É importante lembrar que nem todos os objetivos foram alcançados. O processo de “higienização” dos estádios almejava trocar a figura do “torcedor” – emocional, intenso, excitado e explosivo, pela do “consumidor”, melhor financeiramente, mais calmo e disposto a assistir o jogo como se estivesse em um espetáculo teatral. Enquanto o torcedor, de forma coletiva, grita, reclama, ameaça, xinga e sofre; o consumidor contempla, aplaude, fotografa e filma o acontecimento. Como frequentador de estádios desde a tenra idade, faço a seguinte analogia, a esperança dos reformadores era tirar de cena o torcedor que é parte da cultura do futebol brasileiro para dar lugar ao consumidor de Copa do Mundo com quem tive o desprazer de dividir o espaço em 2014 quando o Brasil apanhava da Holanda no Mané Garrincha. Para eles, o importante não era o futebol, o resultado do jogo, mas a festa que compartilhavam.
Se o novo ideal encontrou êxito durante a Copa do Mundo de 2014, no dia-a-dia, no futebol caseiro, isto não ocorreu. O torcedor não se transformou no “consumidor”, mas sim no cliente, com todas as suas premissas. Ele sempre tem razão e a sua compra, o ingresso para o jogo do seu time, precisa gerar o sentimento de satisfação imaginado. Seu comportamento é irascível quando os resultados não são os desejados.

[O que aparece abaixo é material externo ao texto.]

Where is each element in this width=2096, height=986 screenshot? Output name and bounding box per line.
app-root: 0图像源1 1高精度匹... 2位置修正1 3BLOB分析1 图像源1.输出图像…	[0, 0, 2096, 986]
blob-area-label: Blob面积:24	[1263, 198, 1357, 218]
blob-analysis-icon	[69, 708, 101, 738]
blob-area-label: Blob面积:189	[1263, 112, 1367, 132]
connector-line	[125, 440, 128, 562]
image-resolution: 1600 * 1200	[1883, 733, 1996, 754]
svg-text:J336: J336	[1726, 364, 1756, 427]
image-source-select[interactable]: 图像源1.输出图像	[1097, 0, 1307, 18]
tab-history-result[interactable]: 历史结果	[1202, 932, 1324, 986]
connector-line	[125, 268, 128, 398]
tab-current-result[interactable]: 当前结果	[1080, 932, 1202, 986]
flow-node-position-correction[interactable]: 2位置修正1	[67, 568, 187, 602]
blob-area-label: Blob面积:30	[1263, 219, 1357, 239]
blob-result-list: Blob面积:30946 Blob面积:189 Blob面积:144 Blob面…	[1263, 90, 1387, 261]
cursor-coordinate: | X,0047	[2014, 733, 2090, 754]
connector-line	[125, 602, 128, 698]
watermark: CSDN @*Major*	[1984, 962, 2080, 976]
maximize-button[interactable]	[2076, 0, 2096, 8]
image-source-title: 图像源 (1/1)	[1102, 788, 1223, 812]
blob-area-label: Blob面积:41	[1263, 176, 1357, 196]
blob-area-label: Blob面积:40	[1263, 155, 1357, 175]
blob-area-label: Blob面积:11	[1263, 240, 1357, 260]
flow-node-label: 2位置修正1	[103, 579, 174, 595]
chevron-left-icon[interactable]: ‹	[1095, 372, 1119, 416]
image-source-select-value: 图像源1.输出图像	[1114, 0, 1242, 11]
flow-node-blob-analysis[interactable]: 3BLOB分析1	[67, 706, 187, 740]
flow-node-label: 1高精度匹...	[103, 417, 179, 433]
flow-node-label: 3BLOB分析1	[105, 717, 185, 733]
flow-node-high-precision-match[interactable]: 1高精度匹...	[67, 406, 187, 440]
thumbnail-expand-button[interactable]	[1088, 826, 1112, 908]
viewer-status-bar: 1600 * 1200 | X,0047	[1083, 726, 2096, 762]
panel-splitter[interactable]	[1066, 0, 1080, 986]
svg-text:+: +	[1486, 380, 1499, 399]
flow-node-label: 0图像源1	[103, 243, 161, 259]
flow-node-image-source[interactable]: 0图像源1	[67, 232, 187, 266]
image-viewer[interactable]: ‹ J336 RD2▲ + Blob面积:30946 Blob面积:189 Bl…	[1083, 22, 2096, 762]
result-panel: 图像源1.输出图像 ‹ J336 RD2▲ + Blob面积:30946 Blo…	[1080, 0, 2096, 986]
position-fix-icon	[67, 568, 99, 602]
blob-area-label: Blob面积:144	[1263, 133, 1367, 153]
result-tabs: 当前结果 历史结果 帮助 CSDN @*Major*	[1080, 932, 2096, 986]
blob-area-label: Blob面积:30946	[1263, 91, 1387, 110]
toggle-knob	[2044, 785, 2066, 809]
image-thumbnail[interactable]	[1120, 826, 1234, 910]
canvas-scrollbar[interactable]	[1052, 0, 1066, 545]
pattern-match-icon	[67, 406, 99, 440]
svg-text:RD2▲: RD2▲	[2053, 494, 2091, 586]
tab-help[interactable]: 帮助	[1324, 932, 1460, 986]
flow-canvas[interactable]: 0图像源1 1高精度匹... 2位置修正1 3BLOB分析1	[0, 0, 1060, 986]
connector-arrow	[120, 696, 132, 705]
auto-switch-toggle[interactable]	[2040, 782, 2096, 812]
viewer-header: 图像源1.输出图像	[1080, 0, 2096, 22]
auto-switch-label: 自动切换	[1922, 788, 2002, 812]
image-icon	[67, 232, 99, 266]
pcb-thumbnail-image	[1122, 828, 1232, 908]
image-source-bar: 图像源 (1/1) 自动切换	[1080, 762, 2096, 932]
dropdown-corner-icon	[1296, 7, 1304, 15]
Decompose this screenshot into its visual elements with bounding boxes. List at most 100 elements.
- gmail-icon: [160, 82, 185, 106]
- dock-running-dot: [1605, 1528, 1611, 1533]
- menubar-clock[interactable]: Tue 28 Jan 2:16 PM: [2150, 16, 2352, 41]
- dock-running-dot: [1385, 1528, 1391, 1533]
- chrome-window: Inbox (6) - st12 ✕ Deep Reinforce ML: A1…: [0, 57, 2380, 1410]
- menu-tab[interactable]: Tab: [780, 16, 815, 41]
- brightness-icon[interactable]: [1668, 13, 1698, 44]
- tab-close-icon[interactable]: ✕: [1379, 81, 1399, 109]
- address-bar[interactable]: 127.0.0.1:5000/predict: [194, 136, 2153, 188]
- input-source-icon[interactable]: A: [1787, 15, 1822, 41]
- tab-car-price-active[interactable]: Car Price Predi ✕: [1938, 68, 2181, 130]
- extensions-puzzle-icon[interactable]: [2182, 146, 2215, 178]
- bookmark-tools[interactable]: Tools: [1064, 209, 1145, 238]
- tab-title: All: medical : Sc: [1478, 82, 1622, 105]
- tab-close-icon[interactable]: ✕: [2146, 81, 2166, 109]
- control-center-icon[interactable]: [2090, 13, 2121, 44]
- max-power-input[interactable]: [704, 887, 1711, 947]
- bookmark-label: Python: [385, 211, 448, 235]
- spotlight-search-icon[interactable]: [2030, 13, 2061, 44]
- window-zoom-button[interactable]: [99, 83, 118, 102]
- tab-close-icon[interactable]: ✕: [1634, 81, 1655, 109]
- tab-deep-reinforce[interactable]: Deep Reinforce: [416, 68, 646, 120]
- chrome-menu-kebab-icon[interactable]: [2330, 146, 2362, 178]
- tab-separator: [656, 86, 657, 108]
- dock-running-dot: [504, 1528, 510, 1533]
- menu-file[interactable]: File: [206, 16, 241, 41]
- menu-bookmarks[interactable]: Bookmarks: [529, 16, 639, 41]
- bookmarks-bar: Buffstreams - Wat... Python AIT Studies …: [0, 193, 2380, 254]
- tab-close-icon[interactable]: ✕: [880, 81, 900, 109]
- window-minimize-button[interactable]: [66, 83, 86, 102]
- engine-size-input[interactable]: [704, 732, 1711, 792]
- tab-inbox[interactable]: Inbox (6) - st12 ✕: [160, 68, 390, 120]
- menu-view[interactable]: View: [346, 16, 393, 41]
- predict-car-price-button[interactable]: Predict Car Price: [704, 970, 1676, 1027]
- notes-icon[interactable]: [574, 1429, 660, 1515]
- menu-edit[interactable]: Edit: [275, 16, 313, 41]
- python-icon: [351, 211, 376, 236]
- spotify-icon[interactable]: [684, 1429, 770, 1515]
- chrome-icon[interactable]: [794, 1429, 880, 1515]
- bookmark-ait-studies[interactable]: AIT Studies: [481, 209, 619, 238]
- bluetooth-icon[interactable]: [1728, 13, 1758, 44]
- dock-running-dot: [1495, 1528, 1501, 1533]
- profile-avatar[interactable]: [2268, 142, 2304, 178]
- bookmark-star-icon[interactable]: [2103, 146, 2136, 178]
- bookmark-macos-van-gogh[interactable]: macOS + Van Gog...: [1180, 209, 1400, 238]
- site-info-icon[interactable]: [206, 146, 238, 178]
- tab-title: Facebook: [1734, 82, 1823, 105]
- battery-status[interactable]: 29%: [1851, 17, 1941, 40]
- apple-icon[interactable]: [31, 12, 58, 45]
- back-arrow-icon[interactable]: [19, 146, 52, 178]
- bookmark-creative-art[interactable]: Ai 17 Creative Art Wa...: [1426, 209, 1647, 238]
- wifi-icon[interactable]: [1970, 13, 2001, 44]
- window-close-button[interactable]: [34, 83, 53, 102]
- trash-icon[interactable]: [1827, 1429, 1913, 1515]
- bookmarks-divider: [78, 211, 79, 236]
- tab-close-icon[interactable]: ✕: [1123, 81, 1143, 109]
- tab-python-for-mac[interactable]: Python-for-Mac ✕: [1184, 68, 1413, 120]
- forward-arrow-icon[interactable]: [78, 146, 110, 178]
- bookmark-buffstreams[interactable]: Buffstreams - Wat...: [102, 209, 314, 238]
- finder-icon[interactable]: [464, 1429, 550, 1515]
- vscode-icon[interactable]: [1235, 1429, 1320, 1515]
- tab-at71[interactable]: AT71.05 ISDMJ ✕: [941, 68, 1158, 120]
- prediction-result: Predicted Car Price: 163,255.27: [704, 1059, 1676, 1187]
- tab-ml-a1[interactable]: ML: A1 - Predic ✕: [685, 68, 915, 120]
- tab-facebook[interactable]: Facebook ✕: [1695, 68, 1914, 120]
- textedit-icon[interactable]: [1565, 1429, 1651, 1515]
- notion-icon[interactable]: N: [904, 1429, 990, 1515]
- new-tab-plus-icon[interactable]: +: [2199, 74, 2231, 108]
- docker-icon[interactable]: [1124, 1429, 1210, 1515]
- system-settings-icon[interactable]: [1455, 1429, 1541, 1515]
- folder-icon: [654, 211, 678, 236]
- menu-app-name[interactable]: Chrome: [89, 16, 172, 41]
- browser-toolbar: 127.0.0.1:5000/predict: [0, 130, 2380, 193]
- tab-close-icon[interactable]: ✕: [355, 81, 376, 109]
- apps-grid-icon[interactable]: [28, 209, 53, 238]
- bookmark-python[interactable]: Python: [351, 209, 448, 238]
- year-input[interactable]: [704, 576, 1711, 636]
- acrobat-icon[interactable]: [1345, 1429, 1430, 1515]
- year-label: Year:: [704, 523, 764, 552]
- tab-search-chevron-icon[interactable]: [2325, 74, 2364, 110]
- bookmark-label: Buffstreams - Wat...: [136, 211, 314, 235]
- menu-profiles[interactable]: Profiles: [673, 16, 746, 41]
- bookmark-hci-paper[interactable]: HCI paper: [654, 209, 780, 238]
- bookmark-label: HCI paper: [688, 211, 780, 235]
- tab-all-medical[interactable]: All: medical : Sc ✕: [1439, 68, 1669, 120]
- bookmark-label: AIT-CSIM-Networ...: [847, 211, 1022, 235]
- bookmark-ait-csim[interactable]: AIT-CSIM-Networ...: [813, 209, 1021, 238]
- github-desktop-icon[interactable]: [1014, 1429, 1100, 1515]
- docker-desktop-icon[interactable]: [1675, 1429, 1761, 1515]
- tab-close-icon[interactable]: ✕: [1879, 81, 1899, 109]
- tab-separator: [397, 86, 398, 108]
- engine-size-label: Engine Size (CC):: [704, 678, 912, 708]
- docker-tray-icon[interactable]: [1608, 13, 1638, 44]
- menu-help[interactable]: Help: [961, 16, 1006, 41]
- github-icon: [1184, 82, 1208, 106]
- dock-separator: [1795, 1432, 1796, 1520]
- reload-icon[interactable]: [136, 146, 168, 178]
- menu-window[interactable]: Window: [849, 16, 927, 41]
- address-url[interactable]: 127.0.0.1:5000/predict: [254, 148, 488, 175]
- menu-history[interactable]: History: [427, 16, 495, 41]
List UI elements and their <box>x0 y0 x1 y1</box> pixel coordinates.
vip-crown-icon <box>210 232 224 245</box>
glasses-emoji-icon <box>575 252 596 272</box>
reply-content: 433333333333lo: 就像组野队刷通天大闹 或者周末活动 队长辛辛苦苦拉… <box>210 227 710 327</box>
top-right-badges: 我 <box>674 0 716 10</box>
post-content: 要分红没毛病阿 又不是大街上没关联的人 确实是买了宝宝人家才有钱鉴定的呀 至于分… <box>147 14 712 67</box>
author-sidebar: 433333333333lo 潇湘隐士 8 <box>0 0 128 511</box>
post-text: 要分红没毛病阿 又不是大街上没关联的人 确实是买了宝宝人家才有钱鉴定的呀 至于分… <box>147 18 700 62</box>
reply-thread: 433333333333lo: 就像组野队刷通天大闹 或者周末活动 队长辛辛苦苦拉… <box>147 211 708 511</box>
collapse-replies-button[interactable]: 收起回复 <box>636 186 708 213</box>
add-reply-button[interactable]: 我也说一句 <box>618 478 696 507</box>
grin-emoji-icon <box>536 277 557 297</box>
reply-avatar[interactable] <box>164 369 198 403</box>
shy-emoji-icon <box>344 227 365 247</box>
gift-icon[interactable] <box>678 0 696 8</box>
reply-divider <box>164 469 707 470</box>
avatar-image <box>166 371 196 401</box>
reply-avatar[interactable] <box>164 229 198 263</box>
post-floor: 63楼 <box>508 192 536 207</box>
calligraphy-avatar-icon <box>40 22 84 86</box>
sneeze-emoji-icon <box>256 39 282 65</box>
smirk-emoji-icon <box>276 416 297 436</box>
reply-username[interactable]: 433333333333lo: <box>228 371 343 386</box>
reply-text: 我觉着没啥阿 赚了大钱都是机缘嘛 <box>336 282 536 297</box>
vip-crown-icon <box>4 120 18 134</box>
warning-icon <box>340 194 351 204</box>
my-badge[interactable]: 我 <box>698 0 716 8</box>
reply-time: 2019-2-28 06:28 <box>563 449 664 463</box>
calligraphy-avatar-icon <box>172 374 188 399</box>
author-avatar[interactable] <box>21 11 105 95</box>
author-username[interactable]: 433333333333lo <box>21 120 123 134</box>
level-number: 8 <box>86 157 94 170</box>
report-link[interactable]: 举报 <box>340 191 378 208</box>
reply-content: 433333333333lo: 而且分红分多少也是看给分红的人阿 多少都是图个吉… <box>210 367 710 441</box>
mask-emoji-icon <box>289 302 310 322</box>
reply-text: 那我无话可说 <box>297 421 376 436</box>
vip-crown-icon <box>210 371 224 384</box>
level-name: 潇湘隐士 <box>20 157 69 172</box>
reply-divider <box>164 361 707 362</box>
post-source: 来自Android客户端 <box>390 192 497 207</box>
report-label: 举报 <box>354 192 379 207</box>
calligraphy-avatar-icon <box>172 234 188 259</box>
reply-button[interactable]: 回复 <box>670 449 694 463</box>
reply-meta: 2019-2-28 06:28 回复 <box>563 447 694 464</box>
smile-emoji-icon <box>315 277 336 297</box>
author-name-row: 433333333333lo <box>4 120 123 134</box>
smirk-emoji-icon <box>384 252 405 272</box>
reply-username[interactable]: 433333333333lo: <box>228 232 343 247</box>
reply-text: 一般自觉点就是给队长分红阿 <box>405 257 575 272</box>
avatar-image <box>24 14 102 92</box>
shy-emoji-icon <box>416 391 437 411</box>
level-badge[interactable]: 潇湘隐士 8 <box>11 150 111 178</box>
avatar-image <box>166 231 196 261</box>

Paulo Souza, que não fez um bom trabalho no Flamengo, foi a última vítima da impaciência crescente dos torcedores. Mas, para ficar apenas no rubro-negro carioca, se o treinador não entregar a satisfação imaginada, ou seja, os resultados de 2019, ele será massacrado. Não foi o que aconteceu com Domènec Torrent, Rogério Ceni e Renato Gaúcho? A sanha não atinge somente os treinadores, mas alcança rapidamente os atletas, inclusive os já consagrados, quando eles comentem alguma falha. Exemplifico com dois goleiros, Hugo do Flamengo, que foi massacrado por sua torcida e já ouço duras críticas ao goleiro botafoguense, Gatito Fernández, que já salvou o alvinegro tantas e tantas vezes. A paciência não faz parte dos atributos do torcedor-cliente, ele pagou e quer que o produto corresponda exatamente aos seus desejos. Ironicamente, talvez os tempos pandêmicos, com os estádios fechados, não tenham sido tão ruins assim para atletas, treinadores e até dirigentes.